Travels in the American Southwest

Day 1

Arrived at our departure airport at 5:30 AM and went through a most thorough security screening. Times sure have changed at airports. American Airlines staff shook their heads in disbelief at our final destination. "Quebec City? WHY?" Our simple answer was that it's Carnival time - Just like Rio only without bikinis and thongs on public display! Who cares if the temperature is double digits below zero on the fahrenheit scale. Passed Canadian Customs after being shuffled into the non-resident arrival section where our bags were subjected to an x-ray machine yet again. Seems they were looking for firearms and illegal drugs. Anything which looks at all suspicious required the bags to be opened and hand-searched. MSO and I were lucky; Only two of our four bags had to be opened and searched. Seems that the x-ray search doesn't like batteries nor a commercial hand-warmer product. Hailed a cab for a 20 minute ride to Quebec City. Our driver was Guy-Jean, a 54 year old rodeo clown. We were spellbound with his stories of rodeos and the Calgary Stampede. He apologized that his English was so poor. He learned the tongue when he was 50! His pronunciation and grammar were better than a number of people I know who speak only English!

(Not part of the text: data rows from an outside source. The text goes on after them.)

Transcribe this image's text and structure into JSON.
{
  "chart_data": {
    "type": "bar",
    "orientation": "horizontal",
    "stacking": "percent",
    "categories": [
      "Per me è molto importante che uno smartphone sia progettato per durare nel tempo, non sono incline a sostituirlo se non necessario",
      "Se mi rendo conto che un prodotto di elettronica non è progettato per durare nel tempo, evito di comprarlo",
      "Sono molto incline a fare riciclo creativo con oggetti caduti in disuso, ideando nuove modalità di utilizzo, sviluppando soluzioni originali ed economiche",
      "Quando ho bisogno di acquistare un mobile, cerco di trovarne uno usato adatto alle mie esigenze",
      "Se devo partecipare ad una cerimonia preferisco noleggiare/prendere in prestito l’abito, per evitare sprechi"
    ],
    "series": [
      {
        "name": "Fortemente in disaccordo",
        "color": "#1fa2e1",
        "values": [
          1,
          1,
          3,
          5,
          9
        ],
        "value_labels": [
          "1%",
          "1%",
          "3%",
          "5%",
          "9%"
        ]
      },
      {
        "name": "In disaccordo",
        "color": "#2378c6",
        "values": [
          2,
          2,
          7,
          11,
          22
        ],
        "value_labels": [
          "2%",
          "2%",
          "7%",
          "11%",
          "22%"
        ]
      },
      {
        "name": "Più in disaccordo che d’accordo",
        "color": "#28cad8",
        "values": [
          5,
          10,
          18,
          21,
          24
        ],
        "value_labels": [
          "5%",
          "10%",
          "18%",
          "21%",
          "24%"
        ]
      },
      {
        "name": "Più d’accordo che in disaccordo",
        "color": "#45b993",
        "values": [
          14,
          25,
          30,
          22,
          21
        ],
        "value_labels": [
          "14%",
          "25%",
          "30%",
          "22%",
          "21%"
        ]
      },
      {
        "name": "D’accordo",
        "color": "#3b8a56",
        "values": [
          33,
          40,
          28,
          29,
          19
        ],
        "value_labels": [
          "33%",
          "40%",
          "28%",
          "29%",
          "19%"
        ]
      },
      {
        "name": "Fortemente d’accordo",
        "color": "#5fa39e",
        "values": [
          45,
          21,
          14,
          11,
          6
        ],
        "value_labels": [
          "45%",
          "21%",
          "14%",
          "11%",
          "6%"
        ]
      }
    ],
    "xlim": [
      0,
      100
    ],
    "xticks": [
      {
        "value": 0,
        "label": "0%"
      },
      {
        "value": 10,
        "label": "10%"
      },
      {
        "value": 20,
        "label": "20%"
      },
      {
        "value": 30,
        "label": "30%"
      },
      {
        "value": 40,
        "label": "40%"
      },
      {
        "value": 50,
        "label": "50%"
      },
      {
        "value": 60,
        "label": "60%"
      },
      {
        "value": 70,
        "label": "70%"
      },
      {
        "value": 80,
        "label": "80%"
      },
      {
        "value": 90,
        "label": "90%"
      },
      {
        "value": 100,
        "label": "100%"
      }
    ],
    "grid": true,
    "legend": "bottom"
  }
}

Our first night was at the local Hilton. It featured a room on the smallish side but the view from the 16th floor made up for the room's lack of spaciousness. Our window overlooked Old City and the iceberg-filled St. Lawrence River stretching beyond the famous Le Chateau Frontenac. This would make a fine base for our first day's explorations of Quebec's Carnival whose mascot is Bonhomme, a roly-poly snowman. Statues and posters of him are everywhere in the city with the "real" Bonhomme making public appearances at the various Carnival sites.

He "lives" in a palace completely constructed of blocks of ice. (Not to be confused with the Ice Hotel located 45 minutes outside the city. The Ice Hotel would provide our lodging the following night.) Constantly changing colored spotlights illuminate the castle in hues of red, blue, yellow, green, white and variations in between including a psychedelic pattern that could have been designed by Peter Maxx.


MSO and I toured Bonhomme's home, marveling at the ice sculptures displayed in the two-room castle. Among them was a grizzly bear standing erect in attack mode and a stag's head mounted as a trophy over the ice fireplace.


The sun had set hours earlier and the combination of a very early day and no substantial food found us scouting out restaurants in Old City. We settled on Le Figaro simply because unlike other places we'd passed, we weren't accosted by employees trying to drag us in to their restaurant. Old world charm and fine cuisine are apt synonyms for Le Figaro. I enjoyed the veal medallions with a marsalla sauce while MSO decided on one of her favorites - steak tartar. Our server looked up. "You realize that's raw meat?" MSO smiled, nodding. Just to make sure that she knew what she was getting, our server brought out a small sample of the tartar which MSO pronounced as delicious. Fully sated, we strolled back to the hotel making plans for Day 2 - and our upcoming night at the famed Ice Hotel.